No comment here about Mormons though, because what I learned from that book? Is that Mormons? Will cut a bitch. (That expression works no other way. Baby steps, people!)

Lesson #5 I am not meant to drive a Pontiac Grand Prix

So, you get it. The car issue was not good. For anyone. Especially anyone who had to deal with me during that whole debacle.

But.

The one thing, the only thing, that could make me laugh (at least until I got to my sister’s and 6/7 of my nieces and nephews were in attendance and significantly cheered me up) was my rental car.

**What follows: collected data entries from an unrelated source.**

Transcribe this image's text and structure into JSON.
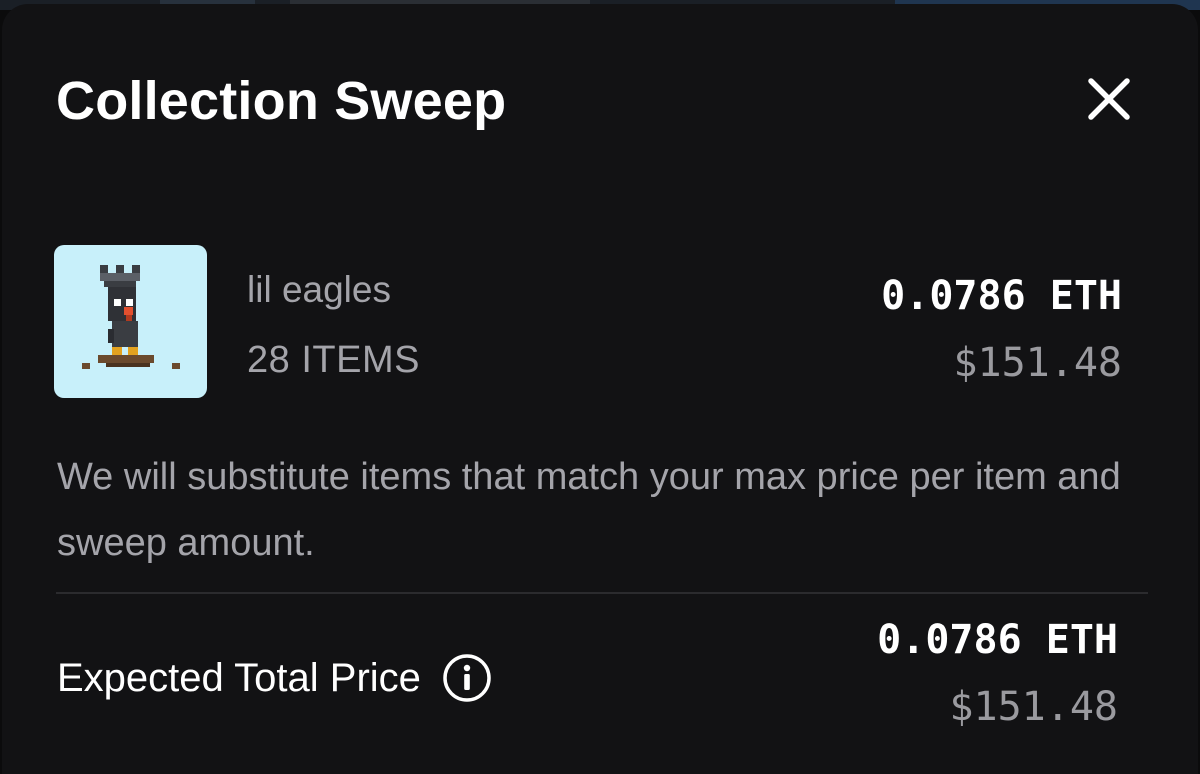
{
  "modal": {
    "title": "Collection Sweep"
  },
  "icons": {
    "close": "close-icon",
    "info": "info-icon",
    "collection_thumbnail": "pixel-eagle-avatar"
  },
  "item": {
    "collection_name": "lil eagles",
    "count_label": "28 ITEMS",
    "price_eth": "0.0786 ETH",
    "price_usd": "$151.48"
  },
  "note": "We will substitute items that match your max price per item and sweep amount.",
  "total": {
    "label": "Expected Total Price",
    "price_eth": "0.0786 ETH",
    "price_usd": "$151.48"
  },
  "colors": {
    "modal_background": "#121214",
    "thumbnail_background": "#c8f0fa",
    "primary_text": "#ffffff",
    "secondary_text": "#a4a4aa"
  }
}
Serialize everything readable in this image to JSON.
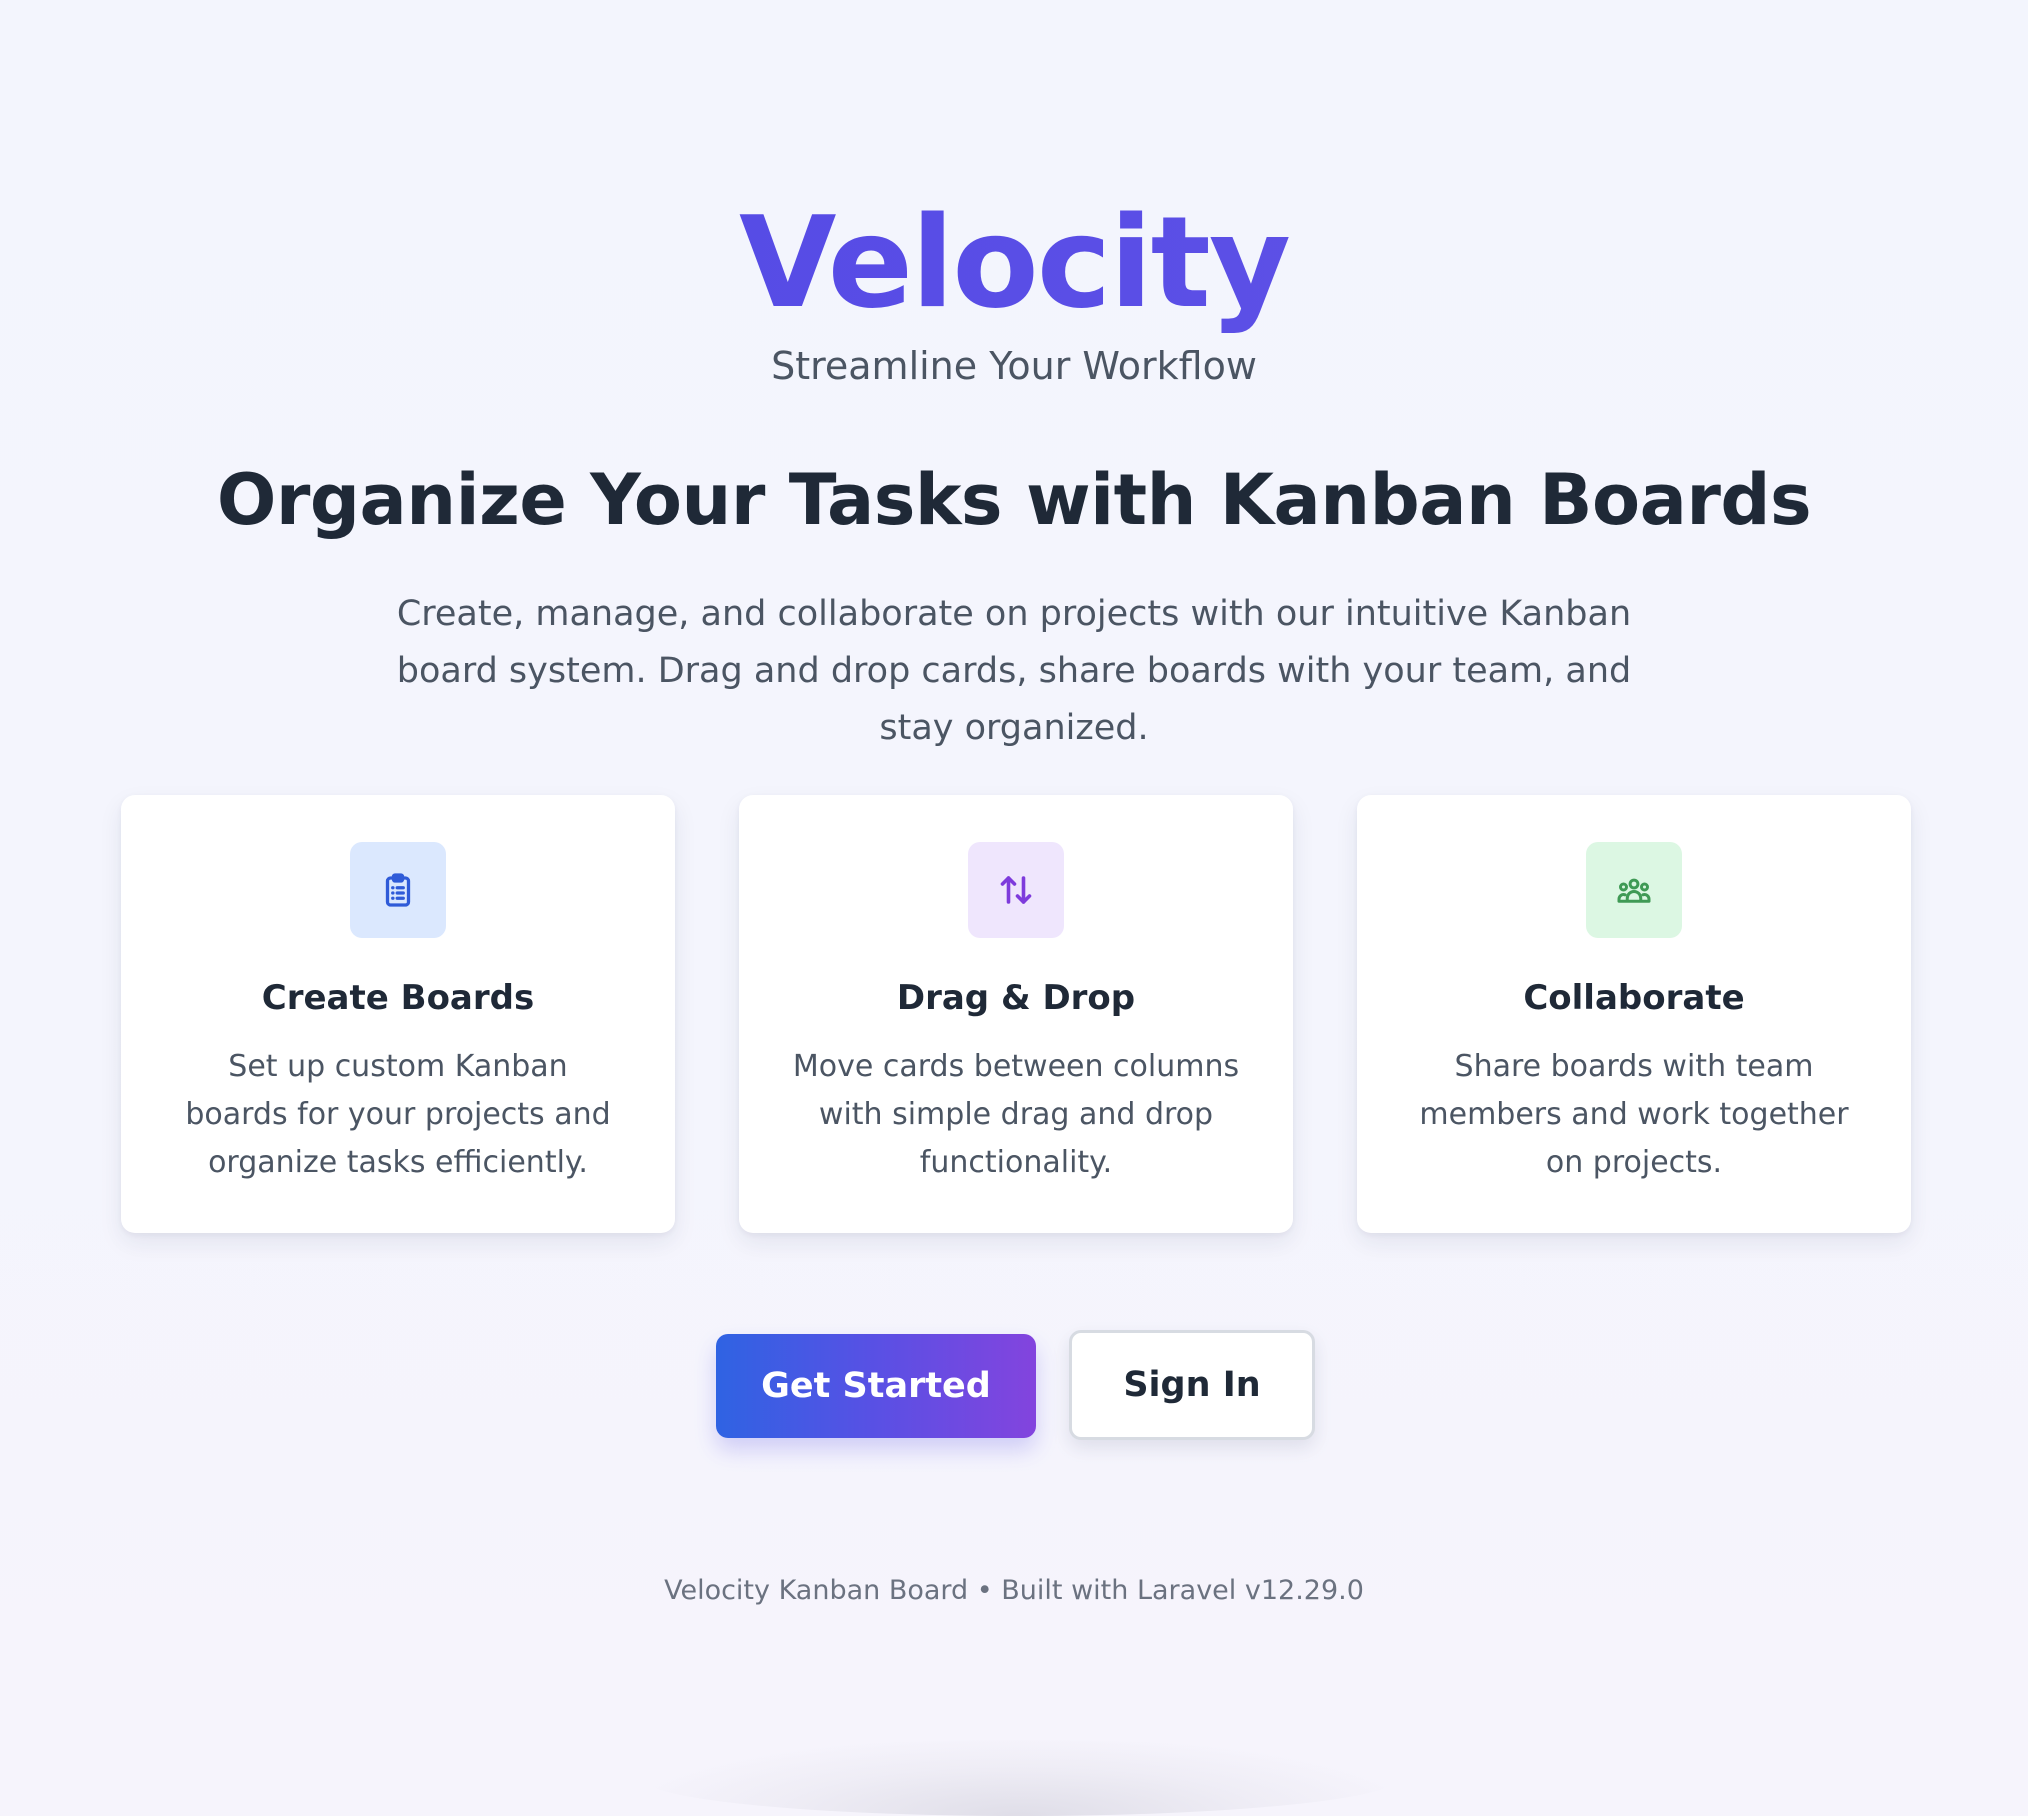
{
  "hero": {
    "brand": "Velocity",
    "tagline": "Streamline Your Workflow",
    "headline": "Organize Your Tasks with Kanban Boards",
    "intro": "Create, manage, and collaborate on projects with our intuitive Kanban board system. Drag and drop cards, share boards with your team, and stay organized."
  },
  "features": [
    {
      "icon": "clipboard-list-icon",
      "icon_color": "#2f5bd8",
      "icon_bg": "#dbe8fe",
      "title": "Create Boards",
      "text": "Set up custom Kanban boards for your projects and organize tasks efficiently."
    },
    {
      "icon": "arrows-up-down-icon",
      "icon_color": "#7e3bdc",
      "icon_bg": "#efe6fd",
      "title": "Drag & Drop",
      "text": "Move cards between columns with simple drag and drop functionality."
    },
    {
      "icon": "users-group-icon",
      "icon_color": "#3f9a55",
      "icon_bg": "#dcf7e3",
      "title": "Collaborate",
      "text": "Share boards with team members and work together on projects."
    }
  ],
  "actions": {
    "primary_label": "Get Started",
    "secondary_label": "Sign In"
  },
  "footer": {
    "text": "Velocity Kanban Board • Built with Laravel v12.29.0"
  },
  "colors": {
    "brand": "#5a53e3",
    "button_gradient_start": "#2f63e3",
    "button_gradient_end": "#8344de",
    "background": "#f3f5fd"
  }
}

People? I drive a Mazda Protégé. It is itty bitty. The Grand Prix? Is full size. Full size is code for gigantic, humongous, not small, and also for “Erin, you should really know better.”

I have driven a few full size cars before. My mom’s, my aunt’s, and my psycho psycho tried to kill me roommate’s.

I have driven in a full size car when my grandmother who used to live with my uncle’s family at the tippy top of the tallest hill in Massachusetts ( I totally spelled that right on the first try!) would throw the closest grandchildren at hand in the car and careen down the hill to the ice cream store. (And also when the psycho psycho tried to kill me roommate tried to, well, KILL ME.)

And careening? Is the only thing you can do in a full size car. Things are rattling (Heh. I wrote thong first), the side mirrors are the size of your head (And my dome? Is not small), steering wheels that are too thick for you to wrap your hands around are rotating on their own, you can’t reach your bag even if it is just on the other side of the armrest, and you have to pull your seat up so close to the steering wheel that you knock your hips into it if you ever try to get out. (The real cause of hip replacements in the 70+ population? I think so.) How are you supposed to drive like this! You can’t.

You must careen and hope for the best. And that? As cheesy as it is, is not the worst way to get by. And while I do have more things to write about I have to return the rental at a sinful hour and must rest. Good night! We’ll finish this tomorrow.

2 Comments:

Blogger Shannon said...

Umm, I don't mean to nitpick, but you may want to rework the 12th line of lesson #2, and follow that with a review of lesson #1. Didn't you see my brilliant post on punctuation? Thats what all the symbols above the numbers are for.

11:20 AM  
Blogger Shannon said...

Just reread it and realized that you claim it was a quote. I don't believe you, I just think you've got a problem.